OpenTelemetry

Oxide provides metrics natively via OxQL and tracks user actions in the audit log. For integration with external observability tools, you can use the Oxide OpenTelemetry receivers, which collect metrics and audit logs from the Oxide API and export them to any OpenTelemetry-compatible destination, such as Prometheus, Loki, or Datadog.

Note
To query OxQL from Grafana without running the OpenTelemetry Collector or your own metrics store, you can use the OxQL Grafana plugin.

Use the binary

The Oxide OpenTelemetry receiver runs as part of an OpenTelemetry Collector binary. First, download the binary for your OS and architecture for the latest version of the receiver:

$ OS=linux ARCH=amd64
$ curl -L -o otelcol-oxide https://github.com/oxidecomputer/opentelemetry-collector-components/releases/latest/download/otelcol-oxide-$OS-$ARCH
$ chmod +x otelcol-oxide
Note
The opentelemetry-collector-components repository provides an OpenTelemetry Collector distribution with a standard set of OpenTelemetry receivers, processors, and exporters. To change the set of OpenTelemetry components, follow the instructions in the opentelemetry-collector-components repository.

Configure the OpenTelemetry Collector

We provide an example configuration file that reads metrics from an Oxide rack and exports them using the Prometheus exposition format on port 9091, and collects audit logs and pushes them to a Loki instance (if available) via OTLP. To run the Collector, copy the example configuration to a new file, update it as necessary, and start the binary. The OpenTelemetry receivers support the standard Oxide environment variables; you must set either OXIDE_PROFILE, or both OXIDE_HOST and OXIDE_TOKEN, to authenticate to the Oxide rack.

$ curl -o config.yaml https://raw.githubusercontent.com/oxidecomputer/opentelemetry-collector-components/refs/heads/main/collector/config.example.yaml
$ ./otelcol-oxide --config config.yaml

Now you can fetch current metrics using the Prometheus exposition format at localhost:9091. It may take a few seconds for all the metrics to be collected the first time.
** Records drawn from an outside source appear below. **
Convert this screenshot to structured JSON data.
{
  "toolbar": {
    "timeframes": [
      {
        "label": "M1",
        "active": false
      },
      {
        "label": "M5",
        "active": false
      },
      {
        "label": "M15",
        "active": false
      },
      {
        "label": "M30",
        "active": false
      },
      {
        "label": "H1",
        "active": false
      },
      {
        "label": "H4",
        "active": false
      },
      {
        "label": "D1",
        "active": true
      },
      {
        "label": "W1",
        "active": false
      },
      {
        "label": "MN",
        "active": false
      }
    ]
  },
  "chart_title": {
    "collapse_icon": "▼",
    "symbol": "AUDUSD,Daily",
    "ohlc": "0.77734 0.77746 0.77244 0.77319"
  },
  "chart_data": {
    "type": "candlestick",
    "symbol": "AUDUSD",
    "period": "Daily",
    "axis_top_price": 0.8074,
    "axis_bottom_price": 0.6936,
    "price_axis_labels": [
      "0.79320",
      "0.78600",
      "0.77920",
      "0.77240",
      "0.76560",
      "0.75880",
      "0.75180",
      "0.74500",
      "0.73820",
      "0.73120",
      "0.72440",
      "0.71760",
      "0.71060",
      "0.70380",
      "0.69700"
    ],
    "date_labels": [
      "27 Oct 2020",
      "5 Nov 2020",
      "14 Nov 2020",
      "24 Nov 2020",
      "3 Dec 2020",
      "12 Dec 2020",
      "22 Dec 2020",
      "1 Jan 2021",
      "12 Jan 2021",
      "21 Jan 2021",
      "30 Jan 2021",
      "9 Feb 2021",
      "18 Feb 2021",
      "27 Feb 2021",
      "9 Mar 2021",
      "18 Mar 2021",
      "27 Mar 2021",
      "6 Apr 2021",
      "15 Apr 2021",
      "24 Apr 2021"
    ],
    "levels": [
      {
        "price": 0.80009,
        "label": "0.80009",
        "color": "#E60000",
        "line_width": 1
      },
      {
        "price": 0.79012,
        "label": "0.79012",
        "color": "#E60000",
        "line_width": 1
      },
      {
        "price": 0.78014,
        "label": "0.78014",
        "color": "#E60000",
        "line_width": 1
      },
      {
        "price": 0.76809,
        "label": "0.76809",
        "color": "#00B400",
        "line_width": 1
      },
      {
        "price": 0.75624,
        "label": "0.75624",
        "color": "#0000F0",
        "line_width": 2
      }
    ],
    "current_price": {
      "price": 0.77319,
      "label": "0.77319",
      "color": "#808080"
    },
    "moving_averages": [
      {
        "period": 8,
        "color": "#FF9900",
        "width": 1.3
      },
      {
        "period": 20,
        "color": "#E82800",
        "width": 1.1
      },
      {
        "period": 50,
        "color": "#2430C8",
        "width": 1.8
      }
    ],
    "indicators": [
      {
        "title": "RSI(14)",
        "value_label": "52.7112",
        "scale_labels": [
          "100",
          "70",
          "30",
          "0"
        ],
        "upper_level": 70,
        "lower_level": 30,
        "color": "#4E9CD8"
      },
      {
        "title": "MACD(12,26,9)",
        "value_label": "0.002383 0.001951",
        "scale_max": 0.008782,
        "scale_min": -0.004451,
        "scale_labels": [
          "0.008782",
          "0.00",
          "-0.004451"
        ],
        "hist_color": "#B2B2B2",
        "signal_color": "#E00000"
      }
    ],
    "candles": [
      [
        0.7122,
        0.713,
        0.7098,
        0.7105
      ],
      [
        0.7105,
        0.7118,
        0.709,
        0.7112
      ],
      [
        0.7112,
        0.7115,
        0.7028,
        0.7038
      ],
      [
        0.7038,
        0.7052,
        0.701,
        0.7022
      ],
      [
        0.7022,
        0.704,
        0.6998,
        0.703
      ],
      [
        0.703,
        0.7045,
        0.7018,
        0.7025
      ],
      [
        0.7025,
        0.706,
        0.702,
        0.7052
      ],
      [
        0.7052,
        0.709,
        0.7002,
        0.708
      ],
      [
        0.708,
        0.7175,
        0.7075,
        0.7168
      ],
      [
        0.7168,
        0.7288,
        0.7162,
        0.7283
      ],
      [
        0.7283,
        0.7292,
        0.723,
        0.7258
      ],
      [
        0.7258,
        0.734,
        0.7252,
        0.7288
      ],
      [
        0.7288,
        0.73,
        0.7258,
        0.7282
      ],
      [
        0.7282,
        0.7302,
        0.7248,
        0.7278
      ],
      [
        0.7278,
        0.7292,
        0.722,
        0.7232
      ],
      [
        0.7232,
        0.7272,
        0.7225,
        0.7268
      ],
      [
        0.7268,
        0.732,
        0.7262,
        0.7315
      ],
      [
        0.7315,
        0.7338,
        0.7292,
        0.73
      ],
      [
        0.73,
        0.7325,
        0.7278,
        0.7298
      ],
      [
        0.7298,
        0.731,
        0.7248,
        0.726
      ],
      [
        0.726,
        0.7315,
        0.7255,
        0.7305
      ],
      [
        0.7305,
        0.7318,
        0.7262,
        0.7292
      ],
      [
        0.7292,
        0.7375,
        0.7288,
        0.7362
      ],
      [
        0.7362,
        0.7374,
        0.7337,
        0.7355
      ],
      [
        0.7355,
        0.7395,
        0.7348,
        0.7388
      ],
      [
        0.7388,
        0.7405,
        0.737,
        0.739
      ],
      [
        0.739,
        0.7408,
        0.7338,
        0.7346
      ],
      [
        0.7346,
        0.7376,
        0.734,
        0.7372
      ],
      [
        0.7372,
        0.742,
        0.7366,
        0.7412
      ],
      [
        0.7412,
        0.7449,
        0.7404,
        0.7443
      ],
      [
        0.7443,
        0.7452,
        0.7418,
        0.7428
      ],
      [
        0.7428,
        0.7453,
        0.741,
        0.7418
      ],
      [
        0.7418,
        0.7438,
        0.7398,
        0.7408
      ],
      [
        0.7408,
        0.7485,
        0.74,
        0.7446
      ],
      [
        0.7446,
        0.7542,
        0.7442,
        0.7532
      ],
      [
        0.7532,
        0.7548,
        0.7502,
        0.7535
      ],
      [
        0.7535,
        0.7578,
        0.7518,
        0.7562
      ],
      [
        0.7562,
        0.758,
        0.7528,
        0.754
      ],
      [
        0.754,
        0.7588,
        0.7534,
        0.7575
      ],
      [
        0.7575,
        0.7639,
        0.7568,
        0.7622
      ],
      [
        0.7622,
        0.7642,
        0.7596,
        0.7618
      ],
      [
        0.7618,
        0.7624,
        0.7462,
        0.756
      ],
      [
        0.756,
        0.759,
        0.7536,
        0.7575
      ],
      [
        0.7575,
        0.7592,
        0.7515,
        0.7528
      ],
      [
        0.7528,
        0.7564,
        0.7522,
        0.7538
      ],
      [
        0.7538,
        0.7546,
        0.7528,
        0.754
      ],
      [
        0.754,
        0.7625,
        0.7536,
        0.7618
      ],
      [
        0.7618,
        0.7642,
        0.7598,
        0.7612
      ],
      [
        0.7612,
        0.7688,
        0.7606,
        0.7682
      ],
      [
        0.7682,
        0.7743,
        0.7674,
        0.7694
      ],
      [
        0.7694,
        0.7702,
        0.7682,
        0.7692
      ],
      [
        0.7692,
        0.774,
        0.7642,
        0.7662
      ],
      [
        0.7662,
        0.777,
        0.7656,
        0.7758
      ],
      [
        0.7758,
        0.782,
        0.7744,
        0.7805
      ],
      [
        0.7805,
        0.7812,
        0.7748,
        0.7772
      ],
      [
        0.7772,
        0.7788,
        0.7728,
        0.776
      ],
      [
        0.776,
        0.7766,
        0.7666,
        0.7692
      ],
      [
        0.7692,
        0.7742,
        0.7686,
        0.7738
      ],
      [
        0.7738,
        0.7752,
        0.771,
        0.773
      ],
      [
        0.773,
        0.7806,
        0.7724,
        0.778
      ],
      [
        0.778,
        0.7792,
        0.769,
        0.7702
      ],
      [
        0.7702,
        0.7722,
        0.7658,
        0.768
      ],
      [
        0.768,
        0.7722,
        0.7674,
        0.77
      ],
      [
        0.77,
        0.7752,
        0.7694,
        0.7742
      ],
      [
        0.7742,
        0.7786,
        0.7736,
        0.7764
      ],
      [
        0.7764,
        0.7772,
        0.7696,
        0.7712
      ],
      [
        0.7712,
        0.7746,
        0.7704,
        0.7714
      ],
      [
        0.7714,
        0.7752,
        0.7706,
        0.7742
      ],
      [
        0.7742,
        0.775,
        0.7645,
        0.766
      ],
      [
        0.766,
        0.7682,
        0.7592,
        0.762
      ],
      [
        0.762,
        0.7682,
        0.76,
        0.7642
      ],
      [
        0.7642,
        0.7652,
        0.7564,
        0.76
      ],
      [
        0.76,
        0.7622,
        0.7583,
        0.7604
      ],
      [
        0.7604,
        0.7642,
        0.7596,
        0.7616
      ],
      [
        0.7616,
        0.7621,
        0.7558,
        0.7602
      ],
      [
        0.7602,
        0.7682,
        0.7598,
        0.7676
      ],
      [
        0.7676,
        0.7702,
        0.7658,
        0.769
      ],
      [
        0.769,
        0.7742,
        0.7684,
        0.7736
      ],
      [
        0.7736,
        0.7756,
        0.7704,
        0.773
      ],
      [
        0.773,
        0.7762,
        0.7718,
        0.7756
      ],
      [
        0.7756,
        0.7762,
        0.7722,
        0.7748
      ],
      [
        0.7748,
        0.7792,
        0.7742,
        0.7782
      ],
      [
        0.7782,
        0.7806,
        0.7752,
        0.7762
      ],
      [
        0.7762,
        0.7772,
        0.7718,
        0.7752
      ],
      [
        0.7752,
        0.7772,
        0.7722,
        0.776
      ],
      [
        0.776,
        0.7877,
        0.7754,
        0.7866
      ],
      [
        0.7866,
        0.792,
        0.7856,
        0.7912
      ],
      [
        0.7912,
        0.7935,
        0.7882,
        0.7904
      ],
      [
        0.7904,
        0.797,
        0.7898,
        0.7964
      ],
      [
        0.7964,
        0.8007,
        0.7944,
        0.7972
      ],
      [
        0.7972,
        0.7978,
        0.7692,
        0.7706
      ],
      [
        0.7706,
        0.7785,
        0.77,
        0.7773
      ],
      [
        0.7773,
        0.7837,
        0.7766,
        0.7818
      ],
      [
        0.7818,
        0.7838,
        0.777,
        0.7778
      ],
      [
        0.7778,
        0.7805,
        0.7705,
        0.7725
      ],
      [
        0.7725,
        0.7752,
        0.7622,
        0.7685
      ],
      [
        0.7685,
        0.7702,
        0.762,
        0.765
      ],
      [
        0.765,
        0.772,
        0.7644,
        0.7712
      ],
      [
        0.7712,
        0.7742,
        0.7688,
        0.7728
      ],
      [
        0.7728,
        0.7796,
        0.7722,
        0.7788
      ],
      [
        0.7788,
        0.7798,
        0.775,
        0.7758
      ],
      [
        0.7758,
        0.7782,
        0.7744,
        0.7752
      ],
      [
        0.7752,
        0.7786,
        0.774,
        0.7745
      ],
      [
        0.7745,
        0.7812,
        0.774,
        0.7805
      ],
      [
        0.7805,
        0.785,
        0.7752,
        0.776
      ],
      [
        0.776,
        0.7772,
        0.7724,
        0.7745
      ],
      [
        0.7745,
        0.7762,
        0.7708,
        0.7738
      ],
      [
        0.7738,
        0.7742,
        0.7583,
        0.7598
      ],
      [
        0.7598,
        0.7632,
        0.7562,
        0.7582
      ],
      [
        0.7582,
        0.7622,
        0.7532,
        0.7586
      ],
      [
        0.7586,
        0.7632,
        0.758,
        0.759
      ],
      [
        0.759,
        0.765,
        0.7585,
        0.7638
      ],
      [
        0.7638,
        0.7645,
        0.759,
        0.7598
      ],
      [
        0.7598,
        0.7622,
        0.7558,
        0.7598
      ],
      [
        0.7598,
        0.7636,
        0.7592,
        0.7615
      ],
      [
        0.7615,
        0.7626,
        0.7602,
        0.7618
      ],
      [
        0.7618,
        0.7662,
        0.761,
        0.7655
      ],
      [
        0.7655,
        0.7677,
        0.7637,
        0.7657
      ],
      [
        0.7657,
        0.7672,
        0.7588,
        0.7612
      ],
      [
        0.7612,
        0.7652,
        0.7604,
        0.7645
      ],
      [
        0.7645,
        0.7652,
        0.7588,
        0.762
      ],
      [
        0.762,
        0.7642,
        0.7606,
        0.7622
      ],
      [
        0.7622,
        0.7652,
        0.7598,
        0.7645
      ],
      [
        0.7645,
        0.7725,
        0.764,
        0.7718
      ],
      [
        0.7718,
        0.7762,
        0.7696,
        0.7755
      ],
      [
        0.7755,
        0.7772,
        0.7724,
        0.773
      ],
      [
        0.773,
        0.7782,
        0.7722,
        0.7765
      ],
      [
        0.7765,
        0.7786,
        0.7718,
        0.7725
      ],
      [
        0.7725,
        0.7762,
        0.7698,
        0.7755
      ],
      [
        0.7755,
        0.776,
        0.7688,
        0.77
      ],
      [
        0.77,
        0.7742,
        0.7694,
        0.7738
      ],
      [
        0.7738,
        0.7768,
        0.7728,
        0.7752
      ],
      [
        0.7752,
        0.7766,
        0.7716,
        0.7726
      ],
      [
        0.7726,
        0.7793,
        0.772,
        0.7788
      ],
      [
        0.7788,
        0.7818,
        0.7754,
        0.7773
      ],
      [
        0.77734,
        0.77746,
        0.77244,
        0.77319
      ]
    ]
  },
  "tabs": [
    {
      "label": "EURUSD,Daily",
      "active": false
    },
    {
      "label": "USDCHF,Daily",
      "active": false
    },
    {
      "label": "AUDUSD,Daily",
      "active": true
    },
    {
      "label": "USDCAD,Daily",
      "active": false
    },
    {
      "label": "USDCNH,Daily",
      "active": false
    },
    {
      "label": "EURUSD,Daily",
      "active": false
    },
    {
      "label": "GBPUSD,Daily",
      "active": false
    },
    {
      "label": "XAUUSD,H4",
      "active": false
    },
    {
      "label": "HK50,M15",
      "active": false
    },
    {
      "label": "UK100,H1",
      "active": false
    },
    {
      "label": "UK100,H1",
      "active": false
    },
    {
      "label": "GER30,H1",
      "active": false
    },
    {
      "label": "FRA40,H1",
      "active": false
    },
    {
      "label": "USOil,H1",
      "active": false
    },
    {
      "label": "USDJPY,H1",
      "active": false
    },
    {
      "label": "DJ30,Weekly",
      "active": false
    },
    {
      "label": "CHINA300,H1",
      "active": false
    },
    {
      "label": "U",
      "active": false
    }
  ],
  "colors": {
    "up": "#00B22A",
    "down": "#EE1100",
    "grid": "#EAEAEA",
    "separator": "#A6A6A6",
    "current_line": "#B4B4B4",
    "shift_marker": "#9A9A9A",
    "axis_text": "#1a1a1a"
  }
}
Audit logs are pushed to the configured OTLP endpoint (in this example, Loki); to verify audit log collection, use the container example below.

$ curl http://0.0.0.0:9091/metrics

# HELP bgp_session:active_connections_accepted_total
# TYPE bgp_session:active_connections_accepted_total counter
bgp_session:active_connections_accepted_total{hostname="oxz_switch",local_asn="65002",otel_scope_name="",otel_scope_schema_url="",otel_scope_version="",peer="172.20.15.43",rack_id="de608e01-b8e4-4d93-b972-a7dbed36dd22",sled_id="71def415-55ad-46b4-ba88-3ca55d7fb287"} 2
bgp_session:active_connections_accepted_total{hostname="oxz_switch",local_asn="65002",otel_scope_name="",otel_scope_schema_url="",otel_scope_version="",peer="172.20.15.51",rack_id="de608e01-b8e4-4d93-b972-a7dbed36dd22",sled_id="87c2c4fc-b0c7-4fef-a305-78f0ed265bbc"} 2

See the receiver repo for configuration options and examples.

Use the container

For a more complete example, the Docker Compose quickstart runs the OpenTelemetry Collector along with Prometheus for metrics, Loki for audit logs, and Grafana for dashboards.

Note
The Docker Compose manifest doesn’t mount your Oxide configuration file, so you can’t authenticate using Oxide profiles. Instead, either set the OXIDE_HOST and OXIDE_TOKEN environment variables, or add authentication details to your OpenTelemetry configuration file.
git clone https://github.com/oxidecomputer/opentelemetry-collector-components.git
cd opentelemetry-collector-components
cp collector/config.example.yaml collector/config.yaml
docker compose -f example/docker-compose.yaml up --build

Once the example is running, you can access the following services:

For example, you can plot the average current by slot in Prometheus using sum by (slot) (hardware_component:current):

Prometheus Query

Audit logs are available in Grafana via the Loki data source. You can also query Loki directly using its HTTP API:

$ curl -s -G http://localhost:3100/loki/api/v1/query_range \
--data-urlencode 'query={service_name="oxide"}' \
| jq .
Note
Audit logs won’t appear in Loki until the collector finishes its first full fetch of the audit log history, which may take several minutes if there are many entries in the lookback window.